A NATO that is more focused on the security challenges of the 21st century, outlining the transition strategy in Afghanistan and strengthening interaction with external partners such as Russia. These are the key issues for the Atlantic Alliance Summit taking place in Lisbon on 19 and 20 November. Minister Frattini and his colleague at Defence, La Russa, reported today on the Summit to the joint Foreign Affairs and Defence Committees of the Chamber and Senate.
The Afghanistan chapter. Minister Frattini reminded the Committees that the disengagement in the various provinces will not be outlined in detail in the transition strategy, which begins in spring 2011 and ends in 2014. Such details would be a favour to terrorism. The transition will involve a “progressive reduction in the combat forces” on the ground and an increase in economic development support and training initiatives for the Afghan police and armed forces.
La Russa pointed out that over the next few months a further 200 instructors will join the Italian contingent.

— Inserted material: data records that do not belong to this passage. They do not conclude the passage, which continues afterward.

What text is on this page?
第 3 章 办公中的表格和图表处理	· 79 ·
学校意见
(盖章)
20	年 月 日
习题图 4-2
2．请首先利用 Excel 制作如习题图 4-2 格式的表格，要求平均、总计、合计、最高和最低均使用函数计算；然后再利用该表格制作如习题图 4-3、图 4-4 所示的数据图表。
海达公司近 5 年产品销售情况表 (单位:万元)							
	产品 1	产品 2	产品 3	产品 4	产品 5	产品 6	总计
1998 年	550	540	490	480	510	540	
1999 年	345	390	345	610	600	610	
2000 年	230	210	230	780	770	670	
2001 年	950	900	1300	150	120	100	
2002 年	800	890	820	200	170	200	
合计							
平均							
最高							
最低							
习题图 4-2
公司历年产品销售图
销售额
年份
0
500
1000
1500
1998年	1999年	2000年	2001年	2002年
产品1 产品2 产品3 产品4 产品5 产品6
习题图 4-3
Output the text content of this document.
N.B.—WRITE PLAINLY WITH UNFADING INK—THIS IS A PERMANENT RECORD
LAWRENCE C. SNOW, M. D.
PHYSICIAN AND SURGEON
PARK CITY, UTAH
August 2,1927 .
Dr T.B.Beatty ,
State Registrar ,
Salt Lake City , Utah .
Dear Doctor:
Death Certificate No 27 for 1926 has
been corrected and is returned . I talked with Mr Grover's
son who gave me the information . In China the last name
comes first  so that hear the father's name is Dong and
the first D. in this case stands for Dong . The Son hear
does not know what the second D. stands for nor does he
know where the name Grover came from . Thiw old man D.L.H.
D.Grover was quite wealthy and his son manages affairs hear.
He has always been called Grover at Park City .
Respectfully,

As regards the transition, the Defence Minister expects the transfer of responsibility to the Afghan authorities in the Herat district, Italy’s operations centre in Afghanistan, to take place in 2011. In any case, he added, the dates for the possible disengagement of Italian and NATO military personnel “are closely tied to our effectively achieving results on the ground”.
The question of relations with Russia will also be addressed in Lisbon, with a view to establishing closer relations with our external partners. NATO and Russia, reported Frattini, will sign a joint document on the “security challenges of the 21st century”. In this respect the field of collaboration will extend not just to Afghanistan but, inter alia, to piracy, combating drug trafficking and IT piracy. NATO also has an “ambitious” project to involve the Russian Federation in the common anti-missile defence project scheduled for discussion at the Lisbon Summit. As Frattini said, this is the best, concrete way to “allay Russia’s historic perception and fears” that the project is directed against the Russians themselves.
The Alliance’s New Strategic Concept to respond better to current security challenges will also be approved at the Summit. These challenges include the missile and nuclear threat, “cyber defence” and energy security – all of which increasingly require a comprehensive approach, an approach involving the development of civil alongside military capacity. Also envisaged is a rationalisation of structures to reduce costs and make the organisation more dynamic and less static in nature.